Mientras sigan los juegos del España sí, España no, nadie pensará en los dos años de gestión de Gobierno que ha encabezado.
Veo las 98.000 cartulinas de colores agitándose y las imagino aventando a
los casi 837.000 parados catalanes (22,16%) o a los casi 1,5 millones
de personas que viven en riesgo de pobreza en la Comunidad.
Las cifras bailan al son del grito independentista en el Camp Nou:
previsión de déficit en 2011, 5.408 millones, déficit real, más de 6.600
millones; deuda total de Cataluña, 42.000 millones (21% del PIB);
rescate solicitado al Estado central, 5.023 millones.
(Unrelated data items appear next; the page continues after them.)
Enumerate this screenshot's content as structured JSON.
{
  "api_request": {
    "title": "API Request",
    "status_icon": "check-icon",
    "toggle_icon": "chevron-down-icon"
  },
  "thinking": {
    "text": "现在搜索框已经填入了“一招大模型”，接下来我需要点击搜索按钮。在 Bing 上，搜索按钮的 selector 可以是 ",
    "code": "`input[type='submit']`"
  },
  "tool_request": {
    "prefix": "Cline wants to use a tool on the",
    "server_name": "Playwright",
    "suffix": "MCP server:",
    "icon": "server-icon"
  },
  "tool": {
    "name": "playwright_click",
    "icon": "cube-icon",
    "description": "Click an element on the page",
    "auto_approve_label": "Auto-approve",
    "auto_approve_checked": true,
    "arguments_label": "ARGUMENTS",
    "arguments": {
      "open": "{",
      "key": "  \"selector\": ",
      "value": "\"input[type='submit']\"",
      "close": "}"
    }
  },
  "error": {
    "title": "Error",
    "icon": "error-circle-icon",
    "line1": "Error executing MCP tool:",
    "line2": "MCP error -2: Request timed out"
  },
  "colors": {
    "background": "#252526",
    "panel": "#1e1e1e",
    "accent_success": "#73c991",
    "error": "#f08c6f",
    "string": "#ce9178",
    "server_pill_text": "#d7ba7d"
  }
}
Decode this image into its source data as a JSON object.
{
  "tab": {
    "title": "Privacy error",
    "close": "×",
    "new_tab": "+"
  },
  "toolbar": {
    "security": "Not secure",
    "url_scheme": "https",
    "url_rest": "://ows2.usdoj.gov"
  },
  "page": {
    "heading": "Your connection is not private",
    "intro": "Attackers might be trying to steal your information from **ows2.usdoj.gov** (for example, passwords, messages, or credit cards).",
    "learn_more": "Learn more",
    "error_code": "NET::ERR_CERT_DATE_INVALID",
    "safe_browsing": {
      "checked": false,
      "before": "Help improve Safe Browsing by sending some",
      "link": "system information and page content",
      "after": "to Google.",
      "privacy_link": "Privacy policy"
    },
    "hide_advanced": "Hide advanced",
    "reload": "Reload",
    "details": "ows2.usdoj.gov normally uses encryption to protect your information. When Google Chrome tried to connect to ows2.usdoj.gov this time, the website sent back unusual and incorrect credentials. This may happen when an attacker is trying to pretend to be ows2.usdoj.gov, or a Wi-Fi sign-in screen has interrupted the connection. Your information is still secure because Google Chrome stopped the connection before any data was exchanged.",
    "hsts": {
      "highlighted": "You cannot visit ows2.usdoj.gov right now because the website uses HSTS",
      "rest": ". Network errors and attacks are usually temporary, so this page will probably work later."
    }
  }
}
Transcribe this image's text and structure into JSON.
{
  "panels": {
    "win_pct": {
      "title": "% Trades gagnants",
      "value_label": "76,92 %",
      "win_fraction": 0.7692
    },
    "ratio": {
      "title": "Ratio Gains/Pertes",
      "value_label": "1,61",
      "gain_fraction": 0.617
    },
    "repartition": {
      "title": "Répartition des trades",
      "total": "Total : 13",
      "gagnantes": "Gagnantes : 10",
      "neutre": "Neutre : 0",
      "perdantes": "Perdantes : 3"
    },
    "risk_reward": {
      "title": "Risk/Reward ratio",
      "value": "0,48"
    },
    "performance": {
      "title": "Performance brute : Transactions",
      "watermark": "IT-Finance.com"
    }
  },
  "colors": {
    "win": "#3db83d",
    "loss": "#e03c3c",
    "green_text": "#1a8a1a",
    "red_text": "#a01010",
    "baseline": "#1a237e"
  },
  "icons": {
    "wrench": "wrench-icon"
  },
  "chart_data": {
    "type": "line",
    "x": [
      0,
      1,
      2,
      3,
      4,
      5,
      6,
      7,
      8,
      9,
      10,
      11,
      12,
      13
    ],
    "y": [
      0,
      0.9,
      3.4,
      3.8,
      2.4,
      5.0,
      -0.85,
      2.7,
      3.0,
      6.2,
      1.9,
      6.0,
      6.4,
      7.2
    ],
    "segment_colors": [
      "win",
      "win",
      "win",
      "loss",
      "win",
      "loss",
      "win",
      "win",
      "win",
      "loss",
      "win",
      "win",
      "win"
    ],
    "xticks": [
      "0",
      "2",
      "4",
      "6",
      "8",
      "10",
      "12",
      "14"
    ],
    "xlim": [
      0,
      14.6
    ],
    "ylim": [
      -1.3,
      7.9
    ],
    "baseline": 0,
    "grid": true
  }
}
Y los puntos de Liga -mañana será la Champions- aplastan las protestas
de meses anteriores por los recortes en Sanidad y Educación, a los
intentos por malvender parte del sector público, al cierre de
ambulatorios, al gasto farmacéutico, a la reducción de la inversión
pública y un larguísimo etcétera.
Esto no es una cuestión identitaria, ni un enfrentamiento
Cataluña-España, ni un gran pulso por el lícito derecho de
autodeterminación de los pueblos, ni algo que atribuir a la desafección.
Esto es un caso de apropiación indebida de unos símbolos y unos sentimientos que roza la vergüenza ajena.
Tras las banderas, las algaradas y el manido debate se abre paso la
realidad: Artur Mas ha descuidado el pan y ha elegido el circo.
Me pregunto cuántos catalanes se lo creerán.